Echt vintage

Wer im Internet aufregende Abenteuer erleben möchte, sollte unbedingt regelmäßig Auktionsplattformen besuchen. Nein, es geht nicht darum, reich zu werden, indem man Kostbarkeiten für einen Euro (plus zwofuffzich Versandkosten) ersteigert, sondern darum, eine ganz eigene Welt kennenzulernen, nämlich die der Auktionsplattformverkäufer.
Die ist auf den ersten Blick recht einfach ­beschaffen: Jeglicher Kram, den man nicht mehr haben möchte – also nicht einfach wegwerfen, sondern gegen Geld loswerden will –, muss natürlich beschrieben werden, was in vielen Fällen mit bemerkenswerter Lässigkeit passiert. Alles, was sich nicht so richtig einordnen lässt, wird kurzerhand zu »Vintage!« oder »Vermutlich original Fünfziger, Rockabilly!« erklärt, und so warten sie dann auf ihre neuen Besitzer, die Fifties-CD-Player, -Knoblauchpressen, -Lidl-Prospekte – okay, das war jetzt ein bisschen gelogen, aber das Prinzip dürfte klar geworden sein.

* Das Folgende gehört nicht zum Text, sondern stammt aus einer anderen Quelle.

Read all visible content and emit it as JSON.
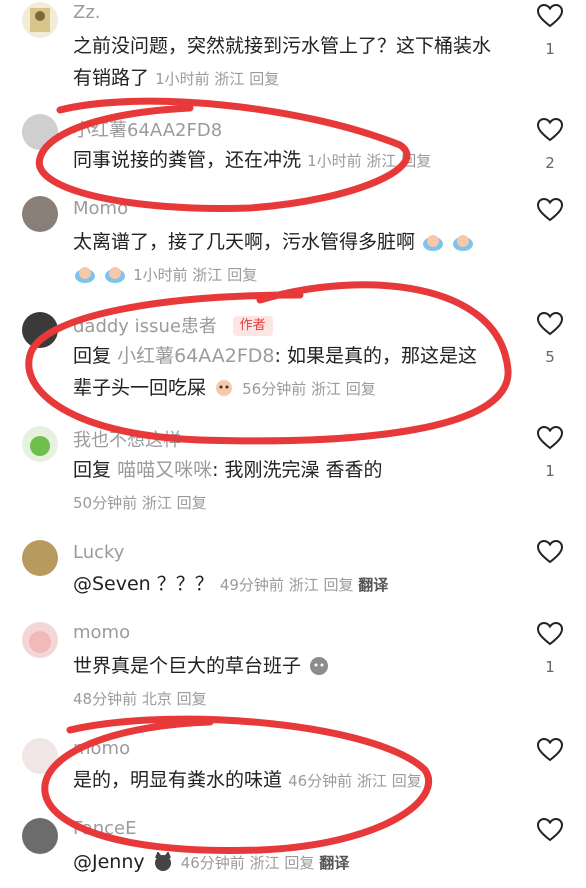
{
  "comments": [
    {
      "name": "Zz.",
      "text": "之前没问题，突然就接到污水管上了？这下桶装水有销路了",
      "time": "1小时前",
      "loc": "浙江",
      "reply": "回复",
      "likes": "1"
    },
    {
      "name": "小红薯64AA2FD8",
      "text": "同事说接的粪管，还在冲洗",
      "time": "1小时前",
      "loc": "浙江",
      "reply": "回复",
      "likes": "2"
    },
    {
      "name": "Momo",
      "text": "太离谱了，接了几天啊，污水管得多脏啊",
      "time": "1小时前",
      "loc": "浙江",
      "reply": "回复",
      "likes": ""
    },
    {
      "name": "daddy issue患者",
      "badge": "作者",
      "reply_prefix": "回复",
      "reply_to": "小红薯64AA2FD8",
      "text": ": 如果是真的，那这是这辈子头一回吃屎",
      "time": "56分钟前",
      "loc": "浙江",
      "reply": "回复",
      "likes": "5"
    },
    {
      "name": "我也不想这样",
      "reply_prefix": "回复",
      "reply_to": "喵喵又咪咪",
      "text": ": 我刚洗完澡 香香的",
      "time": "50分钟前",
      "loc": "浙江",
      "reply": "回复",
      "likes": "1"
    },
    {
      "name": "Lucky",
      "text": "@Seven ？？？",
      "time": "49分钟前",
      "loc": "浙江",
      "reply": "回复",
      "translate": "翻译",
      "likes": ""
    },
    {
      "name": "momo",
      "text": "世界真是个巨大的草台班子",
      "time": "48分钟前",
      "loc": "北京",
      "reply": "回复",
      "likes": "1"
    },
    {
      "name": "momo",
      "text": "是的，明显有粪水的味道",
      "time": "46分钟前",
      "loc": "浙江",
      "reply": "回复",
      "likes": ""
    },
    {
      "name": "FanceE",
      "text": "@Jenny",
      "time": "46分钟前",
      "loc": "浙江",
      "reply": "回复",
      "translate": "翻译",
      "likes": ""
    }
  ],
  "colors": {
    "annotation": "#e8393a",
    "muted": "#9b9b9b",
    "badge": "#e0413c"
  },
  "icons": {
    "like": "heart-outline-icon"
  }
}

Besonders hübsch wird es immer dann, wenn Leute absolut keine Ahnung haben, was das eigentlich ist, was sie da verkaufen wollen. »Eierbecher oder Aschenbecher« heißt es dann im Begleittext einer vermutlich einen Schweineelefanten darstellenden Bronzefigur (»Vintage«!) mit goldfarbenen Öhrchen, die allerdings überraschenderweise bisher nicht für die verlangten 55 Euro verkauft wurde. Am schönsten wird es allerdings, wenn Anbieter sich ausdenken, dass sie sicher viel mehr Erfolg mit ihren Auktionen haben, wenn sie in beliebten Kategorien eingestellt werden. Unter »Haushaltsgegenstände, Eierbecher« konnte man kürzlich ein »Käseset« finden – natürlich, und diesmal sogar tatsächlich: »Vintage!« –, das, wenn man denn Interesse an Käsesets haben würde, ein echtes Schnäppchen gewesen wäre. Der Schweineelefanteneieraschenbecher wird übrigens immer noch angeboten. Hmmmmmm.